Alternativa correta: letra C

 

I.             Verdadeira: No Brasil, há uma grande quantidade de terras sob posse de um número reduzido de proprietários rurais.
II.            Falsa: a concentração fundiária do Brasil é uma questão antiga desde a sua colonização a Terra ficou concentrada nas mãos de uma minoria.
III.          Falsa:  os movimentos sociais não são do período colonial, e não são rebeldes em busca de terra e sim trabalhadores que perderam suas terras.
IV.          Verdadeira: O Estatuto da Terra foi elaborado durante o Regime Militar a fim de regulamentar a questão fundiária no país.
 
2.    (Enem-adaptado) Observe a charge:


 

Na charge, há uma crítica ao processo produtivo agrícola brasileiro relacionada ao

 

(A)  elevado preço das mercadorias no comércio.

(B) aumento da demanda por produtos naturais.

(C) crescimento da produção de alimentos.

(D) hábito de adquirir derivados industriais.

(E) uso de agrotóxicos nas plantações.

Alternativa correta: letra E

A charge refere-se ao consumo de alimentos que apresentam altas concentrações de agrotóxicos.

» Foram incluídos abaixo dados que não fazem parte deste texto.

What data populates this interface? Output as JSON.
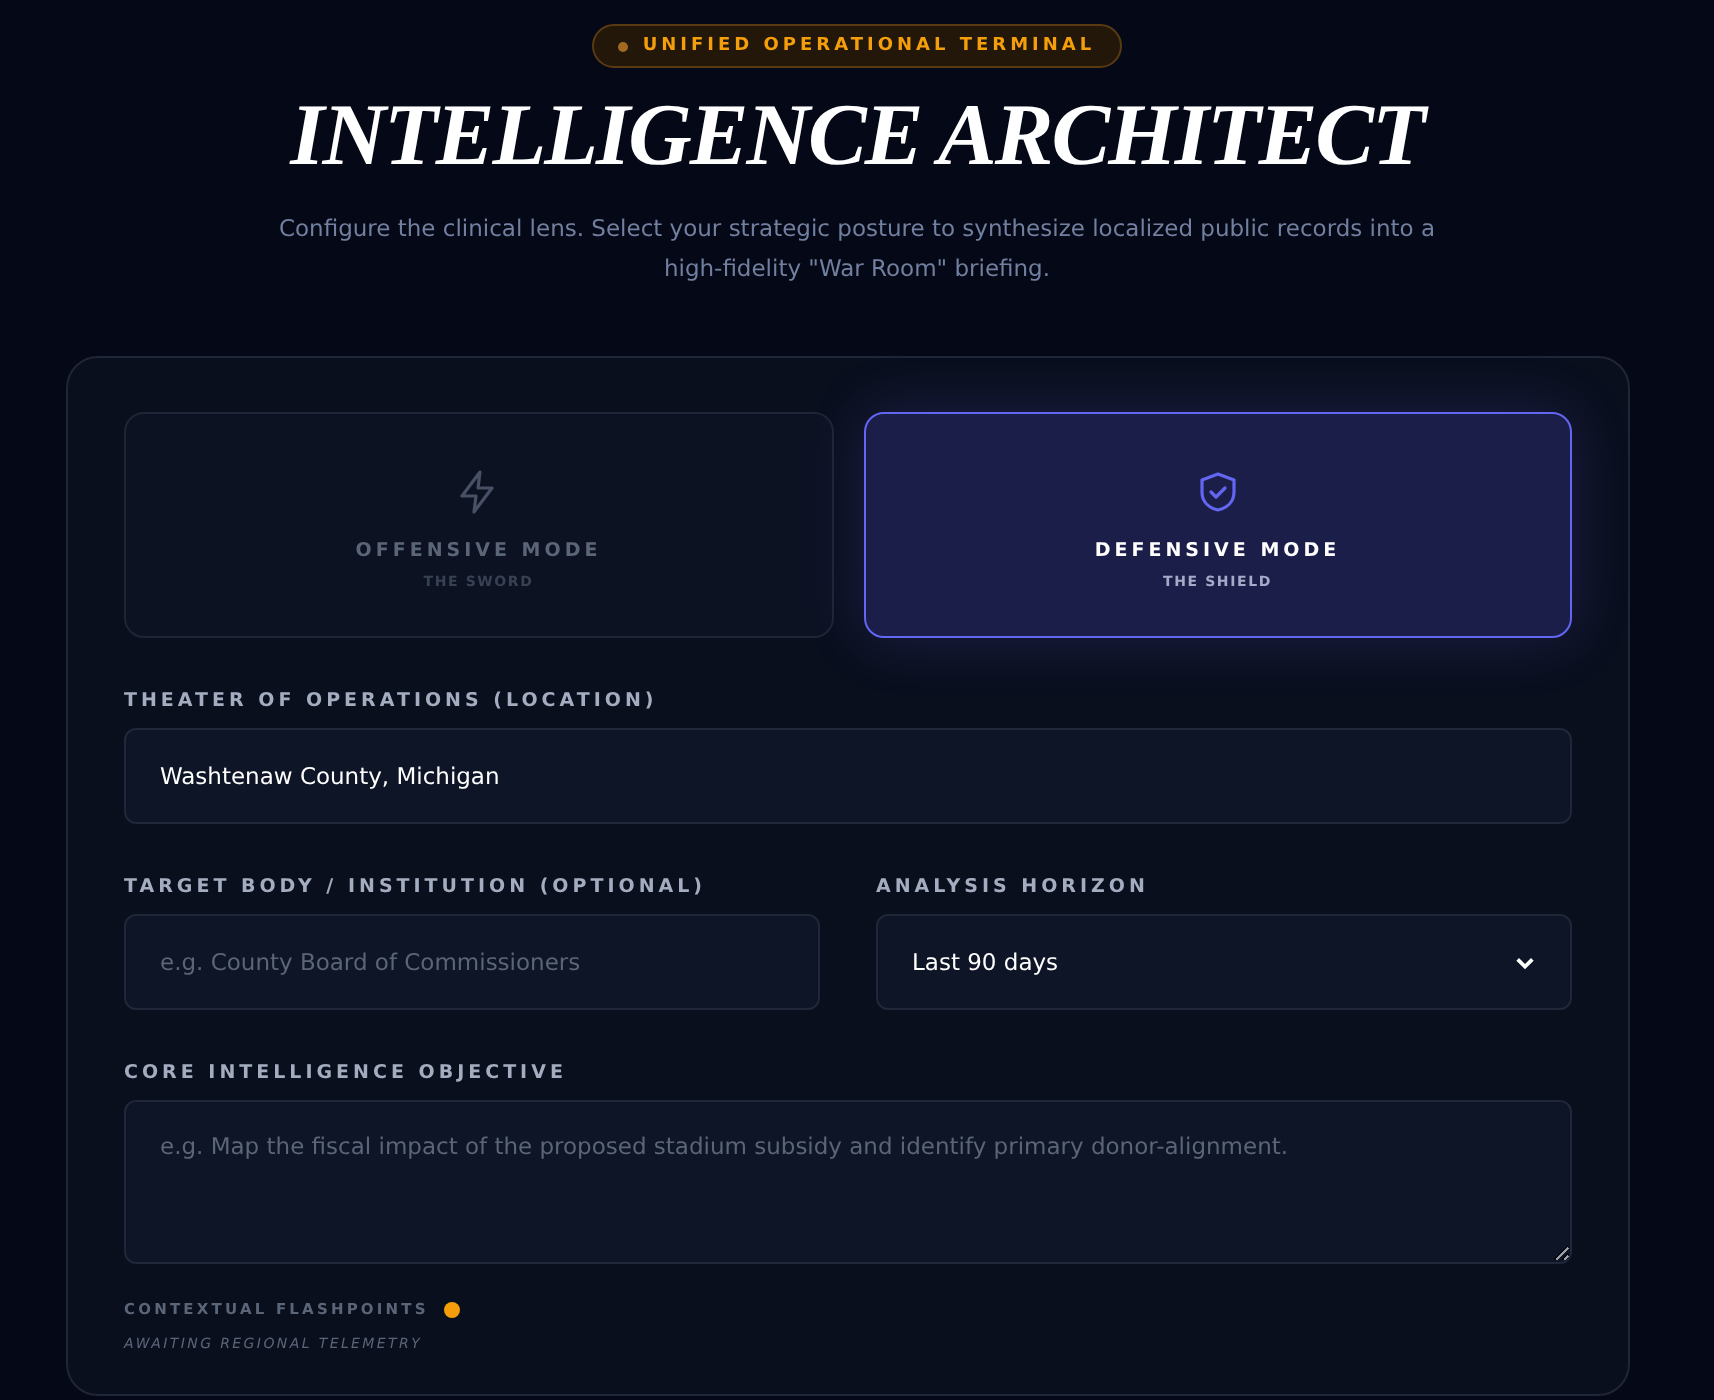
{
  "badge": {
    "text": "UNIFIED OPERATIONAL TERMINAL"
  },
  "title": "INTELLIGENCE ARCHITECT",
  "subtitle": "Configure the clinical lens. Select your strategic posture to synthesize localized public records into a high-fidelity \"War Room\" briefing.",
  "modes": [
    {
      "kind": "bolt",
      "label": "OFFENSIVE MODE",
      "caption": "THE SWORD",
      "selected": false
    },
    {
      "kind": "shield",
      "label": "DEFENSIVE MODE",
      "caption": "THE SHIELD",
      "selected": true
    }
  ],
  "location": {
    "label": "THEATER OF OPERATIONS (LOCATION)",
    "value": "Washtenaw County, Michigan"
  },
  "target": {
    "label": "TARGET BODY / INSTITUTION (OPTIONAL)",
    "placeholder": "e.g. County Board of Commissioners"
  },
  "horizon": {
    "label": "ANALYSIS HORIZON",
    "value": "Last 90 days"
  },
  "objective": {
    "label": "CORE INTELLIGENCE OBJECTIVE",
    "placeholder": "e.g. Map the fiscal impact of the proposed stadium subsidy and identify primary donor-alignment."
  },
  "flashpoints": {
    "label": "CONTEXTUAL FLASHPOINTS",
    "color": "#f59e0b",
    "status": "AWAITING REGIONAL TELEMETRY"
  }
}
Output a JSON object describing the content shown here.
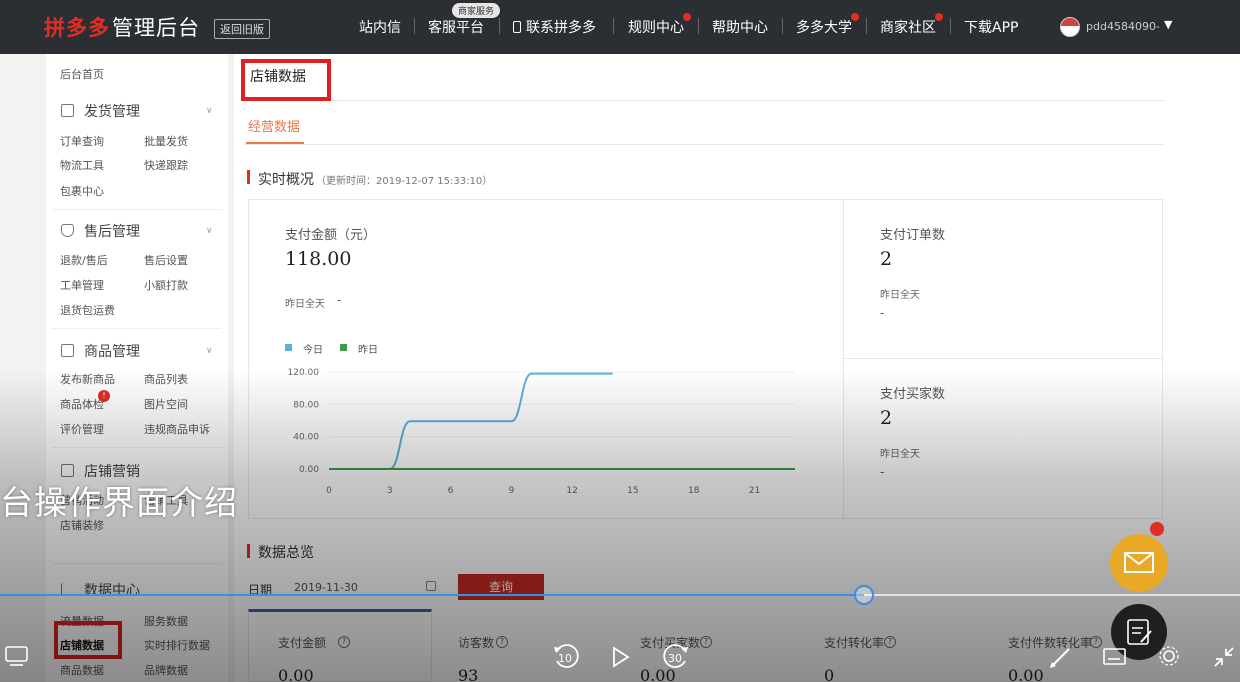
{
  "topbar": {
    "logo_main": "拼多多",
    "logo_sub": "管理后台",
    "logo_tag": "返回旧版",
    "badge": "商家服务",
    "nav": [
      "站内信",
      "客服平台",
      "联系拼多多",
      "规则中心",
      "帮助中心",
      "多多大学",
      "商家社区",
      "下载APP"
    ],
    "user_name": "pdd4584090-"
  },
  "sidebar": {
    "top_item": "后台首页",
    "sections": [
      {
        "title": "发货管理",
        "items": [
          "订单查询",
          "批量发货",
          "物流工具",
          "快递跟踪",
          "包裹中心"
        ]
      },
      {
        "title": "售后管理",
        "items": [
          "退款/售后",
          "售后设置",
          "工单管理",
          "小额打款",
          "退货包运费"
        ]
      },
      {
        "title": "商品管理",
        "items": [
          "发布新商品",
          "商品列表",
          "商品体检",
          "图片空间",
          "评价管理",
          "违规商品申诉"
        ]
      },
      {
        "title": "店铺营销",
        "items": [
          "营销活动",
          "营销工具",
          "店铺装修"
        ]
      },
      {
        "title": "数据中心",
        "items": [
          "流量数据",
          "服务数据",
          "店铺数据",
          "实时排行数据",
          "商品数据",
          "品牌数据"
        ]
      }
    ]
  },
  "main": {
    "page_title": "店铺数据",
    "tab": "经营数据",
    "realtime": {
      "title": "实时概况",
      "time": "（更新时间：2019-12-07 15:33:10）",
      "pay_amount_label": "支付金额（元）",
      "pay_amount_value": "118.00",
      "yesterday_label": "昨日全天",
      "yesterday_value": "-",
      "legend_today": "今日",
      "legend_yesterday": "昨日",
      "pay_orders_label": "支付订单数",
      "pay_orders_value": "2",
      "pay_orders_yest_label": "昨日全天",
      "pay_orders_yest_value": "-",
      "pay_buyers_label": "支付买家数",
      "pay_buyers_value": "2",
      "pay_buyers_yest_label": "昨日全天",
      "pay_buyers_yest_value": "-"
    },
    "summary": {
      "title": "数据总览",
      "date_label": "日期",
      "date_value": "2019-11-30",
      "button": "查询",
      "cards": [
        "支付金额",
        "访客数",
        "支付买家数",
        "支付转化率",
        "支付件数转化率"
      ],
      "card_values": [
        "0.00",
        "93",
        "0.00",
        "0",
        "0.00"
      ]
    }
  },
  "chart_data": {
    "type": "line",
    "x": [
      0,
      3,
      6,
      9,
      12,
      15,
      18,
      21
    ],
    "xtick_labels": [
      "0",
      "3",
      "6",
      "9",
      "12",
      "15",
      "18",
      "21"
    ],
    "ytick_labels": [
      "0.00",
      "40.00",
      "80.00",
      "120.00"
    ],
    "ylim": [
      0,
      120
    ],
    "xlim": [
      0,
      23
    ],
    "series": [
      {
        "name": "今日",
        "color": "#5ab4d9",
        "x": [
          0,
          3,
          4,
          6,
          8,
          9,
          10,
          14
        ],
        "values": [
          0,
          0,
          59,
          59,
          59,
          59,
          118,
          118
        ]
      },
      {
        "name": "昨日",
        "color": "#3a9c49",
        "x": [
          0,
          23
        ],
        "values": [
          0,
          0
        ]
      }
    ]
  },
  "overlay": {
    "caption": "台操作界面介绍",
    "progress_fraction": 0.697,
    "rewind_label": "10",
    "forward_label": "30"
  }
}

Portanto, faz menção à produção agrícola brasileira que, por vezes, usa esse agroquímicos em excesso ou inadequadamente, podendo provocar danos à saúde.

 

3.    “Trabalhadores rurais ligados à Confederação Nacional dos Trabalhadores na Agricultura (Contag) e à Federação dos Trabalhadores e Trabalhadoras da Agricultura Familiar (Fetraf) fazem uma manifestação na Esplanada dos Ministérios desde as 9h30 desta quarta-feira (20). Eles reivindicam a implementação da reforma agrária e de melhorias no campo. (…)

O secretário de formação e organização social da Contag, Jurassi Souto, afirmou que os trabalhadores rurais lutam também pela segurança no trabalho, pela geração de emprego no campo e a fiscalização nas empresas. “A reforma agrária no Brasil é fundamental para a geração de empregos e na venda e produção de alimentos”, disse. “Precisamos avançar e não retroceder.” G1 – Distrito Federal, 20 mai. 2015. Adaptado.

 

O argumento em favor da reforma agrária associa a sua implementação ao aumento da produção de alimentos por intermédio:

(A)  da ocupação de latifúndios não produtivos.

(B)  do controle do Estado sobre a produção agrícola.

(C)  da redução da produção para o mercado externo.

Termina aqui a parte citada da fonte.